Belgians want their freedom back. A country that is in full vaccination swing seems to be slowly losing their patience with the coronavirus safety measures. This restlessness resulted in last Saturday’s Boum 2 festival in Brussel’s Ter Kamerbos park. People of all ages illegally gathered for the second edition in the capital where they partied as a sign of protest against the lack of freedom due to the coronavirus restrictions. Just a week before the reopening of the pubs, thousands assembled claiming that freedom and partying is a basic human right. It is during events like this I am ashamed to call myself Belgian.

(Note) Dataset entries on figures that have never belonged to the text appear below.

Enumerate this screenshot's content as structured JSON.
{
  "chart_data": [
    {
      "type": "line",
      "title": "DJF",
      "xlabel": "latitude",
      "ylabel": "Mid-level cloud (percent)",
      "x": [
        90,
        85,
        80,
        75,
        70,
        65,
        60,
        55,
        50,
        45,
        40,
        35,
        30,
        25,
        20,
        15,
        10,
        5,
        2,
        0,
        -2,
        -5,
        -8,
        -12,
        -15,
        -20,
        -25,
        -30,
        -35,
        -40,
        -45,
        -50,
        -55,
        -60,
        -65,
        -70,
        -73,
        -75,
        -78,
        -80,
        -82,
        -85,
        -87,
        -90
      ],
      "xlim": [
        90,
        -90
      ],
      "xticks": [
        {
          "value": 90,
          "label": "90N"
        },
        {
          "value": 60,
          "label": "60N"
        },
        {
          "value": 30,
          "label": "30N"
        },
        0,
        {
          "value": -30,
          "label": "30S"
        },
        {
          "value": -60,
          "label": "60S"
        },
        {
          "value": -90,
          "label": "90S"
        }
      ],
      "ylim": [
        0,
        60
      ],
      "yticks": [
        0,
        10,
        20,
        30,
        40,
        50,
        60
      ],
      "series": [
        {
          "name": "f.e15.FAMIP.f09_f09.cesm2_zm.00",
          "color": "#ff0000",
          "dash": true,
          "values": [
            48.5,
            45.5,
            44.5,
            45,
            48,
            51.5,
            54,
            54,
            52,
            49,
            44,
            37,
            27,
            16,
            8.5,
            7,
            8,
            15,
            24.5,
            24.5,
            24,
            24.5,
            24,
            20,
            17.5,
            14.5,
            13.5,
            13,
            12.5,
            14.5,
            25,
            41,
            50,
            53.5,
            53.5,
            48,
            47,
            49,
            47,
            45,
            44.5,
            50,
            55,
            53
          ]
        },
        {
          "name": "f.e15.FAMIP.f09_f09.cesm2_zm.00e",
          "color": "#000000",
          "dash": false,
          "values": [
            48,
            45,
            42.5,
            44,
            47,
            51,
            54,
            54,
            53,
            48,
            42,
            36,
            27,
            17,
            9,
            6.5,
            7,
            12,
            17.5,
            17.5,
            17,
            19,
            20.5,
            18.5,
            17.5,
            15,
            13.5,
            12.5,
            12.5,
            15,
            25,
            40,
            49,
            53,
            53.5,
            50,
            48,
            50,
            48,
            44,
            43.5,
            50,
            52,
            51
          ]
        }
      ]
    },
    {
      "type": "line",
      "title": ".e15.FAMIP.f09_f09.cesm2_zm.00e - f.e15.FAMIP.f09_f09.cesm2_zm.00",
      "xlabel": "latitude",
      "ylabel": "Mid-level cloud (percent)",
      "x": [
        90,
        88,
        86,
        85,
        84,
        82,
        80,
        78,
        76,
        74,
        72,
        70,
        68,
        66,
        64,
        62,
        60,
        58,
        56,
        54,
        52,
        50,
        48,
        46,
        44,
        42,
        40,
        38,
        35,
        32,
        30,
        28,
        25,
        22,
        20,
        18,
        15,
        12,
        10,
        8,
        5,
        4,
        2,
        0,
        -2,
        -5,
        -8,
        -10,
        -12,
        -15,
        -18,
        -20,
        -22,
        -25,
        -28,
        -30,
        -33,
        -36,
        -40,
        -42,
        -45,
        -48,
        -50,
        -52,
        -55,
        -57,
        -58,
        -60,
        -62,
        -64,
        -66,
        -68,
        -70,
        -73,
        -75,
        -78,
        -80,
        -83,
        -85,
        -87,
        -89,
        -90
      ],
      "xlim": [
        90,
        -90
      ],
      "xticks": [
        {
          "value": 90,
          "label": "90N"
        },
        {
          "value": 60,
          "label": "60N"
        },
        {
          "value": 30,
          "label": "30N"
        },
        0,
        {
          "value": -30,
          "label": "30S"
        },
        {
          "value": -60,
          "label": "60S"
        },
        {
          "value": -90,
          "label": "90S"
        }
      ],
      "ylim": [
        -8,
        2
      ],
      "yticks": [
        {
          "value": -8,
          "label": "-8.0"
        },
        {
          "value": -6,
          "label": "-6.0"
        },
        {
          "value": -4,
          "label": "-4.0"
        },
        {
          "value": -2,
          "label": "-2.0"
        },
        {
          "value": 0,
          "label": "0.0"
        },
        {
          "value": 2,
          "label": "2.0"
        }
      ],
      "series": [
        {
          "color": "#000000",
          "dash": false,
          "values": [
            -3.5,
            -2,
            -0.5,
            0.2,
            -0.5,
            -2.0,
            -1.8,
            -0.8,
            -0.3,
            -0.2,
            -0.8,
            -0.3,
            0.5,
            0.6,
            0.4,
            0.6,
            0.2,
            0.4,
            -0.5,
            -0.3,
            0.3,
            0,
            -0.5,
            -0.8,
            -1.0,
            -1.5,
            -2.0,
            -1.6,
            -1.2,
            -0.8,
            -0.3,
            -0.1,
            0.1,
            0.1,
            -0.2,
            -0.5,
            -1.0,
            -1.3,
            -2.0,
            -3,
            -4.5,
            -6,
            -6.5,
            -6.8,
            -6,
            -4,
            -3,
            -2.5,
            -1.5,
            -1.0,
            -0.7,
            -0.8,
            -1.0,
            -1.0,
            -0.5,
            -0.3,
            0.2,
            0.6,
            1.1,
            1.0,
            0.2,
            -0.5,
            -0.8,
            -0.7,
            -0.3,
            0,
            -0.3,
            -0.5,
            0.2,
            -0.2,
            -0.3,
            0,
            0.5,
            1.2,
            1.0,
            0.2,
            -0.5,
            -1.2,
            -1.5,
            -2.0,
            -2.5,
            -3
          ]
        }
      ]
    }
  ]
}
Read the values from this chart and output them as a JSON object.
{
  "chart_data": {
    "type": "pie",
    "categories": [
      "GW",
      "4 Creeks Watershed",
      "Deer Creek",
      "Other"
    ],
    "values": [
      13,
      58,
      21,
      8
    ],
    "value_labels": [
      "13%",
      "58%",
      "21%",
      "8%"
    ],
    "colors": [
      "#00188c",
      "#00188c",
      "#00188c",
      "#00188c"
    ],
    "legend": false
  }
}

Meanwhile, COVID-19 has India suffocating under the scorching heat. A population of nearly 1.4 billion is facing the largest coronavirus outbreak yet. With nearly 400.000 new cases per day, access to hospitals is scarce, leaving thousands to die on the street.
‘Terms like ‘social distancing’ are easily taken for granted’
Having lived in New Delhi for nearly eleven years myself, it is easy to imagine that a term like ‘social distancing’ is impossible to apply in a chaotic capital with a population of almost 22 million. Here in Belgium, such terms are often taken for granted while they should actually be seen as a privilege. This is my sixth year living in Belgium and I can admit that one easily becomes adjusted to the luxuries that almost seem like a given in a first world country.
Healthcare is one of these privileges we are lucky to have easy access to. The same goes for being able to follow safety measures such as washing our hands or staying indoors during a lockdown. Running water and having a roof above heads are self-evident for most Belgians whilst many Indians lack even these basic needs.
I can understand that the situation in India seems unimportant to many Belgians because it does not have a direct impact on their lives. However, I do believe being aware of a suffering country like India provides an important perspective. Why aren’t people that live in a first world country like Belgium grateful for the privileges they have? Attendees of la Boum 2 were protesting for luxuries that do not coincide with what I see as basic human rights. I wish I could provide this spoiled crowd with a sense of open-mindedness that makes them realize how privileged they truly are.